Daguerreotypes and Harvard class albums on display at Pusey Library

Harvard class albums from the early days of photography, on exhibit at Pusey Library

James M. Freeman wrote in his diary about having his picture taken in 1859

James M. Freeman wrote in his diary about having his picture taken in 1859 | Photograph courtesy of the Harvard University Archives

A group portrait of the College housekeepers, then known as “goodies”

A group portrait of the College housekeepers, then known as “goodies” | Photograph courtesy of the Harvard University Archives

Aaron Molyneaux Hewlett from an album image, with gear, was an instructor and curator of the Harvard Gymnasium, 1859-1871, and thus one of the first African-American faculty members.

Aaron Molyneaux Hewlett from an album image, with gear, was an instructor and curator of the Harvard Gymnasium, 1859-1871, and thus one of the first African-American faculty members. | Photograph courtesy of the Harvard University Archives

Gore Hall, the new library built in 1844

Gore Hall, the new library built in 1844 | Photograph courtesy of the Harvard University Archives

Long before selfies, Harvard graduates had a powerful instinct to preserve their class identities in portraiture: 85 of the 88 members of the College class of 1852 traveled to Boston to sit for daguerreotypes, unique images captured on silvered copper plates, collected in a wooden chest (see “Class Act,” Treasure, May-June 1999).
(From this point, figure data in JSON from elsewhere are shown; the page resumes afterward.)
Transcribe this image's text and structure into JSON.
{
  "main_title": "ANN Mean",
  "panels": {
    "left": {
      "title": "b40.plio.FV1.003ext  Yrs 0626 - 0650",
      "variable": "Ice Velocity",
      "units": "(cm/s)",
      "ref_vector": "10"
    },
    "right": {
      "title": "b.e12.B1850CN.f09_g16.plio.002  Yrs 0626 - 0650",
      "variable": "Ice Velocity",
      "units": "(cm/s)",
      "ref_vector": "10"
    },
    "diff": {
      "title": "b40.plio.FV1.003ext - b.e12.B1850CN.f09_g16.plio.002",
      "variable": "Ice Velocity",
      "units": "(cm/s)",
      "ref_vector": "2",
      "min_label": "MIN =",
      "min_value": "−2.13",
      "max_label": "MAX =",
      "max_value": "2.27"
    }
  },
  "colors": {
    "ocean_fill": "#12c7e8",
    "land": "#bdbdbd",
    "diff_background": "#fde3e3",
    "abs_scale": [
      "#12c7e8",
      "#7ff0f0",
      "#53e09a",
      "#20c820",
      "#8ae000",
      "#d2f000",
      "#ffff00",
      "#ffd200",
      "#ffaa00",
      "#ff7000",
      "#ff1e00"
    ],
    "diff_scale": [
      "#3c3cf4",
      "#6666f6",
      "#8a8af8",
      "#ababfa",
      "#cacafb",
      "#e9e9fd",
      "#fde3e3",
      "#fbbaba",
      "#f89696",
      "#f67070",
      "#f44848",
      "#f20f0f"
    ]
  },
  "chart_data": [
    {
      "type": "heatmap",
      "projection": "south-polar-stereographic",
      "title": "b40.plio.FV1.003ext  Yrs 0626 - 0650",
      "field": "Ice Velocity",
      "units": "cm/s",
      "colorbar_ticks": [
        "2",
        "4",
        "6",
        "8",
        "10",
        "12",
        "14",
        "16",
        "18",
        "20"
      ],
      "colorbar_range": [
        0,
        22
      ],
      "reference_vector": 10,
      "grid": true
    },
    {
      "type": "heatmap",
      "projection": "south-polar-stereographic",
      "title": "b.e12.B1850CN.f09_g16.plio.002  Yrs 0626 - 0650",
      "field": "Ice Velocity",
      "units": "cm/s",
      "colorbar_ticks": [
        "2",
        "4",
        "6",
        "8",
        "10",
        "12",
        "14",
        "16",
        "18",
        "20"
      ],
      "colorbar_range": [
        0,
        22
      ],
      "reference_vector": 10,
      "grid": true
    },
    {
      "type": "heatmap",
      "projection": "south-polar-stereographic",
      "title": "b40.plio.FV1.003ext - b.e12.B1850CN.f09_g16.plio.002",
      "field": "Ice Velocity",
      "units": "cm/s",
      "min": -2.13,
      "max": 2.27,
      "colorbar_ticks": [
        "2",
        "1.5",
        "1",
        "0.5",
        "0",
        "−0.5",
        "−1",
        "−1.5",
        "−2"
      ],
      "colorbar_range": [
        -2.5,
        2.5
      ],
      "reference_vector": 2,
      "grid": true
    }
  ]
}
That first class “album” and successor albums of paper-based salt prints, through 1864, and the 1865 images using a new technology, are explored in “We Carry with Us Precious Memorials,” on display in Pusey Library through June 29. (The title derives from the heartfelt sentiments of Charles Carroll Tower, A.B. 1855, reflecting on “college associations.”)

Although meant to preserve cherished moments, the albums also reflect a period of dynamic change. The year after the inaugural daguerreotypes, photographer John Adams Whipple improved upon fibrous salt prints (which enabled multiple copies of an image) by coating glass-plate negatives with albumen, from hens’ eggs, and honey: the “crystalotype.”
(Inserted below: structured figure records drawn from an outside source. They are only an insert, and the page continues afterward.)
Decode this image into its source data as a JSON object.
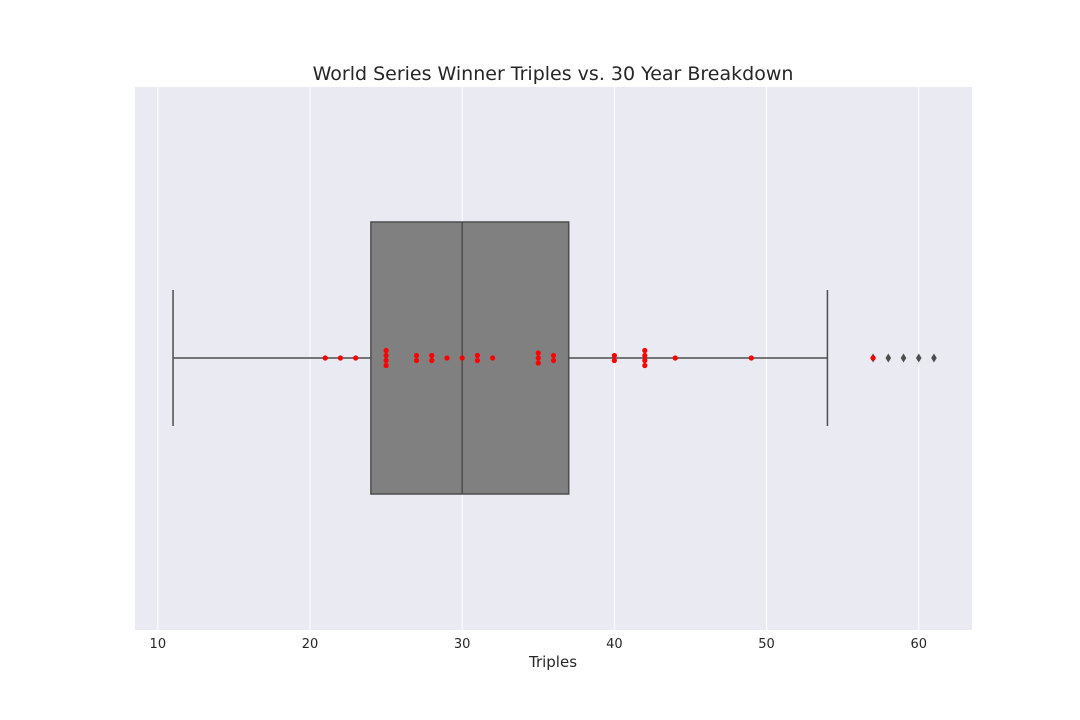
{
  "chart_data": {
    "type": "box",
    "title": "World Series Winner Triples vs. 30 Year Breakdown",
    "xlabel": "Triples",
    "ylabel": "",
    "xlim": [
      8.5,
      63.5
    ],
    "xticks": [
      10,
      20,
      30,
      40,
      50,
      60
    ],
    "grid": true,
    "orientation": "horizontal",
    "box": {
      "whisker_low": 11,
      "q1": 24,
      "median": 30,
      "q3": 37,
      "whisker_high": 54,
      "fliers": [
        57,
        58,
        59,
        60,
        61
      ],
      "color": "#808080",
      "line_color": "#4d4d4d"
    },
    "points": {
      "color": "#ff0000",
      "values": [
        21,
        22,
        23,
        25,
        25,
        25,
        25,
        27,
        27,
        28,
        28,
        29,
        30,
        31,
        31,
        32,
        35,
        35,
        35,
        36,
        36,
        40,
        40,
        42,
        42,
        42,
        42,
        44,
        49,
        57
      ]
    },
    "colors": {
      "plot_background": "#eaeaf2",
      "grid": "#ffffff"
    }
  }
}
At once, the album morphed to paper form: small notebooks, initially, that expanded quickly to massive tomes, finely bound, embossed, with marbled endpapers and gilt edges, to which classmates added successor images later in life. They were also embellished with prints of Harvard buildings like Gore Hall, the new library built in 1844 (shown left); professors (Henry Wadsworth Longfellow, Louis Agassiz, Oliver Wendell Holmes); and such figures as the “goodies,” as housekeepers were then known (above). Happily, the Harvard Archives, created in 1851, was there to receive the first albums.

Harvard itself boomed, with Gore Hall and other new buildings like the College Observatory—the fruits of that era’s philanthropy. Entrepreneurship blossomed, too, as George Kendall Warren, the commercial photographer who made the portraits from 1861 on, distributed order forms for customizable albums, and peddled his services to Brown, Dartmouth, Princeton, Williams, and Yale.
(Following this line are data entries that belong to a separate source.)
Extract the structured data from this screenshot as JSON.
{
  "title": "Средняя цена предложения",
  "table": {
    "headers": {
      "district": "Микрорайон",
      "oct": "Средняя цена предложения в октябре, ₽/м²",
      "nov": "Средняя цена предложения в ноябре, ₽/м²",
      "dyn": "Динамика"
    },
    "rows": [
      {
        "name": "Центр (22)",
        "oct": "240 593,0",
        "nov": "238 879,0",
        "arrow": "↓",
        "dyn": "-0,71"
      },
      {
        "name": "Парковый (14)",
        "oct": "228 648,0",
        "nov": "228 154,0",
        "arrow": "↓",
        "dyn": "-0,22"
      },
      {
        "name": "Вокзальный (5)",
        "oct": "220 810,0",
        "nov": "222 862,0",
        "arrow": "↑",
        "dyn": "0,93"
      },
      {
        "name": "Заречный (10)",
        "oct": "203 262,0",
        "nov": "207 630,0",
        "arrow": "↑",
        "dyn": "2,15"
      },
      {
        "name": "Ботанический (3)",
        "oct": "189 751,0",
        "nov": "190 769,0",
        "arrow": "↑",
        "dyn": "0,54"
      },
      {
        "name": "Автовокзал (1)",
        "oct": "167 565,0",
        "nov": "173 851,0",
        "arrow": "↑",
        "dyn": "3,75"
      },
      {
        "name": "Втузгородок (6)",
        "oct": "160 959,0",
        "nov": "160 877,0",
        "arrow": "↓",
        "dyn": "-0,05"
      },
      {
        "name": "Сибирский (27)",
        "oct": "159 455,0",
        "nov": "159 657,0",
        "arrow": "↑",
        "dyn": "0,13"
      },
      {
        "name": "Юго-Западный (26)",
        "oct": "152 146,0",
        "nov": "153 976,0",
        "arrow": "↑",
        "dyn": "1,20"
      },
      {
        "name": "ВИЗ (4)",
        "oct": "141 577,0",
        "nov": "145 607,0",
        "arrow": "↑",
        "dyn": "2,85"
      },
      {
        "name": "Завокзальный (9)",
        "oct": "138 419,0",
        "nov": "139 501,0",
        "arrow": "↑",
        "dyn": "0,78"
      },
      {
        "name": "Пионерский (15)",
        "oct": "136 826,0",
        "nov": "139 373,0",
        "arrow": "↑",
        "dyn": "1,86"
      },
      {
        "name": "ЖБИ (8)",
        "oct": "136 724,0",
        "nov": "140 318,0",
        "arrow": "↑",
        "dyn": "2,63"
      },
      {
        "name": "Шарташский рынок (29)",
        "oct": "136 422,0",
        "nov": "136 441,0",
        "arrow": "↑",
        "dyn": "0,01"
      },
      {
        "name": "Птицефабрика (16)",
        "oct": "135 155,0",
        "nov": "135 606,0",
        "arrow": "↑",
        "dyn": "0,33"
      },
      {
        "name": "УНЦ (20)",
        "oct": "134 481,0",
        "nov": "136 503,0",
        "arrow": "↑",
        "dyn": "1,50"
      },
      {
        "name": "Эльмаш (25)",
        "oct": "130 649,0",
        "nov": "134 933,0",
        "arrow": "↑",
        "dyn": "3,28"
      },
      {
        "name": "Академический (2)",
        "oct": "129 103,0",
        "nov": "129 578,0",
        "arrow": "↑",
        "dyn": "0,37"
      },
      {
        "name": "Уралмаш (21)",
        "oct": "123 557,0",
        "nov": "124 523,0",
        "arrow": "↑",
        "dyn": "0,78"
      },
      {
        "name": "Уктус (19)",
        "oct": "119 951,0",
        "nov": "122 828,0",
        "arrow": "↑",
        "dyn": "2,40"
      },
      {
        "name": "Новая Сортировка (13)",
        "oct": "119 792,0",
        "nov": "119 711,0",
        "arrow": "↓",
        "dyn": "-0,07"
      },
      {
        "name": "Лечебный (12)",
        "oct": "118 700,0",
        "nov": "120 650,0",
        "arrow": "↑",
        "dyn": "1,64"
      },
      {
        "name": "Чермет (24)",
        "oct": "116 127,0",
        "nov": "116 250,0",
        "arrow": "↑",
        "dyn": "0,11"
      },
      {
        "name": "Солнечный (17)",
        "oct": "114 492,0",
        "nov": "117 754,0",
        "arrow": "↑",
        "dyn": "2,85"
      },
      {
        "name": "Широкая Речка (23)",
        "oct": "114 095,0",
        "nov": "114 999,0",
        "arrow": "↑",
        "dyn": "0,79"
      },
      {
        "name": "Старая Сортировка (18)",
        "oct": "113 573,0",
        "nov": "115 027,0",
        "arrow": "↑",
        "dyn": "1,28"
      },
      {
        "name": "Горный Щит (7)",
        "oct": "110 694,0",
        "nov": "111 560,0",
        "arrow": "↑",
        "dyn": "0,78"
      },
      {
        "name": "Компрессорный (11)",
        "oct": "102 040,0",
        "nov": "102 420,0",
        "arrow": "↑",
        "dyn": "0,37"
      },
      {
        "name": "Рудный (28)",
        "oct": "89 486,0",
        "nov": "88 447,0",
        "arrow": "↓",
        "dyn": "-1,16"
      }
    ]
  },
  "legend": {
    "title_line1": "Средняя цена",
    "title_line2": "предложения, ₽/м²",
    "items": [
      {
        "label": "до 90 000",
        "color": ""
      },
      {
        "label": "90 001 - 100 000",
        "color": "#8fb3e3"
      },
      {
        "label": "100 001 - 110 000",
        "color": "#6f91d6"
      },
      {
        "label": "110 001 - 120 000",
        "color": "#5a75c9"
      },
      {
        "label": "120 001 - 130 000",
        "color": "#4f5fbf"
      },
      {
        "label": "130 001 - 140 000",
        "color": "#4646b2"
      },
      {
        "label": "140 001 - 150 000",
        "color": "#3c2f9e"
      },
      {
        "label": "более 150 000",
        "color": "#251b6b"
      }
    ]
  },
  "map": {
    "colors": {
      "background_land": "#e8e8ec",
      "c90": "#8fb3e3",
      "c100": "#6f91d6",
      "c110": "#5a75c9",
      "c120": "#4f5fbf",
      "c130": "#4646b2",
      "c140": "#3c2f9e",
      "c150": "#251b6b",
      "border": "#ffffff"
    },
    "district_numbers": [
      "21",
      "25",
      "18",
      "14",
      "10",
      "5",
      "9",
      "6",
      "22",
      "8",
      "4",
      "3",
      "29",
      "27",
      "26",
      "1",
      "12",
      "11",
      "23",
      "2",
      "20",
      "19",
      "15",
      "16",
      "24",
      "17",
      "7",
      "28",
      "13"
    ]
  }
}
The albums show the College also attracting students from beyond New England—and the world, in turn, intruding on Cambridge. Alongside the baby-faced William Yates Gholson, of Cincinnati, in the 1861 album, a later correspondent wrote, “killed at Hartsville Tenn. 7th Dec 1862 aged 21,” leading a Union infantry unit.

Beyond its human interest, the exhibition, produced by the Archives and the Weissman Preservation Center, documents photographic technology evolving, and is part of the center’s effort to preserve and enhance Harvard’s holdings of salt prints.

The class of 2015 will be amazed not only by the albumen, but also by the pervasive treacle, as in this Senior Dinner Poem, cited from the Harvard Advocate of January 14, 1889: “Just hand me my album, the class one, my dear, It’s a long time since I’ve seen the old faces, I fear. My honest old class-mates, dispersed far and wide, Drifting ever apart on eternity’s tide.” Pixel self-portraitists may not match what the exhibition organizers call the “remarkable detail and tonal rendition” of these formal 1800s images—but can surely improve upon the poetry.